Former American street preacher

Ryan Duffey Strode (born May 25, 1977) is an American former street preacher who, as a 10-year-old child, became the subject of nationwide controversy in the 1980s for his idiosyncratic style of preaching. Strode's sermons were characterized by bellowing rote-learned excerpts from the Bible, in particular those pertaining to Hell and sin.

==Life==
Duffey Strode was raised by David and Robin Strode in the mountains of North Carolina with his younger sister, Pepper, and brother, Matthew. David Strode had been arrested several times for his own street preaching; he and Robin were homophobic and anti-Catholic in their beliefs.
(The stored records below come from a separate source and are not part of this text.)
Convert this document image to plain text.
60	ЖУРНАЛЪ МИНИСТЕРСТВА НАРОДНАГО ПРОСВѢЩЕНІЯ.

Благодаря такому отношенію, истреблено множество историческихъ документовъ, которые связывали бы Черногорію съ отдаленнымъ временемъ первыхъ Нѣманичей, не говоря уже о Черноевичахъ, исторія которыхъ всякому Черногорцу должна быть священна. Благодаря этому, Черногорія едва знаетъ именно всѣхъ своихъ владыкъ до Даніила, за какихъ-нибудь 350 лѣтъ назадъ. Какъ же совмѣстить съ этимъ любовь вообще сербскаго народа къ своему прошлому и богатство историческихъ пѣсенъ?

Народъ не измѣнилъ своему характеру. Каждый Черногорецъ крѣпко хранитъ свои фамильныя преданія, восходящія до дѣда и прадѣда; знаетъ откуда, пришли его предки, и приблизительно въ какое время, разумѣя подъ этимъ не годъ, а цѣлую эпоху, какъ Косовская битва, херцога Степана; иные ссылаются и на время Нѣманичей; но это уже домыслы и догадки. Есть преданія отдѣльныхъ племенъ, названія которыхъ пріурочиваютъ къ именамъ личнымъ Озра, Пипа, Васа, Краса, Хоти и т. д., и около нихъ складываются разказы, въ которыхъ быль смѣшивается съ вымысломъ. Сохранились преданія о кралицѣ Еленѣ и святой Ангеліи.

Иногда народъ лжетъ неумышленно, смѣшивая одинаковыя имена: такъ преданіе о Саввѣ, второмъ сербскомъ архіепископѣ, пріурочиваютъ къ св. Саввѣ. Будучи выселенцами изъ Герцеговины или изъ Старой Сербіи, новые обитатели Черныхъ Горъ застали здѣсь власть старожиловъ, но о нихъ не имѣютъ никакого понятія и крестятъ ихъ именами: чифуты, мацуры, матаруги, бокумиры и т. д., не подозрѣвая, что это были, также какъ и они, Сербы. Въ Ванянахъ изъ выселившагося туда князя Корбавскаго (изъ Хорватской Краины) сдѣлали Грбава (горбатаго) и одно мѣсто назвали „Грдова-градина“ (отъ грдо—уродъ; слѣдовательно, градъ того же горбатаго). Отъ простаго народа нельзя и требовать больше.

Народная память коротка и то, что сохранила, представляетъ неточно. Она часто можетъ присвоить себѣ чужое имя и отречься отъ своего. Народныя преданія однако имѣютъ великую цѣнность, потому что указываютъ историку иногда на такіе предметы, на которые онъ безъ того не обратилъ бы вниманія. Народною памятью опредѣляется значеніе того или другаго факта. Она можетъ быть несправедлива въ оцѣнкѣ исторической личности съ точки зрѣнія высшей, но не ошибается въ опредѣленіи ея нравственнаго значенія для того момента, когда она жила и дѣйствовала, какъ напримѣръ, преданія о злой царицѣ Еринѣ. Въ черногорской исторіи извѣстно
The family relocated to Marion, North Carolina, from Chambersburg, Pennsylvania, after David Strode was arrested five times for his street preaching.

Duffey Strode and his family made national news in 1988 after then-10-year-old Duffey, 6-year-old Pepper and 5-year-old Matthew began preaching outside their school, Eastfield Elementary School. David Strode told reporters his children's preaching was necessitated by racial integration, the teaching of evolution and sex education in public schools. Duffey was suspended from school five times during the 1987–88 school year. In May 1988, five hundred residents of Marion signed a petition asking that the family obey school rules or move out of town. The children's idiosyncratic style of preaching consisted of shouting biblical passages concerning Christian views of Hell and sin at their classmates. In the summer of 1988, Strode appeared on The Oprah Winfrey Show, Larry King Live, multiple times on Sally, and at least 14 other television talk-show hosts sought interviews with the preaching children who had become a source of controversy in their mountain town. On the first day of the 1988–89 school year, Strode was suspended again when he told the school principal to go to Hell.

After six months of media attention and many school suspensions, Strode's parents agreed to keep their children away from the school and educate the three themselves.

===Later life===
At 16 years old, Strode took a job at a Wendy's fast-food restaurant and began being exposed to secular influences; to his family's dismay, he began wearing a hat backwards and listening to popular music. He began dating Kim Ellington, a girl who attended New Manna Baptist Church, the Marion, North Carolina, megachurch that had previously thrown the Strode family out. He left home in June 1997 to live with a punk rocker friend and the Strode family would not speak to him for 10 months. In November 1997, Duffey and Ellington, then aged 20 and 19 years, respectively, were married at the Marion Community Center, where the Strode family had once faced hundreds of angry townspeople at a filming of The Sally Jessy Raphael Show. David, Robin, Pepper, and Matthew Strode did not attend the wedding.

As of January 2003, Strode was a factory worker.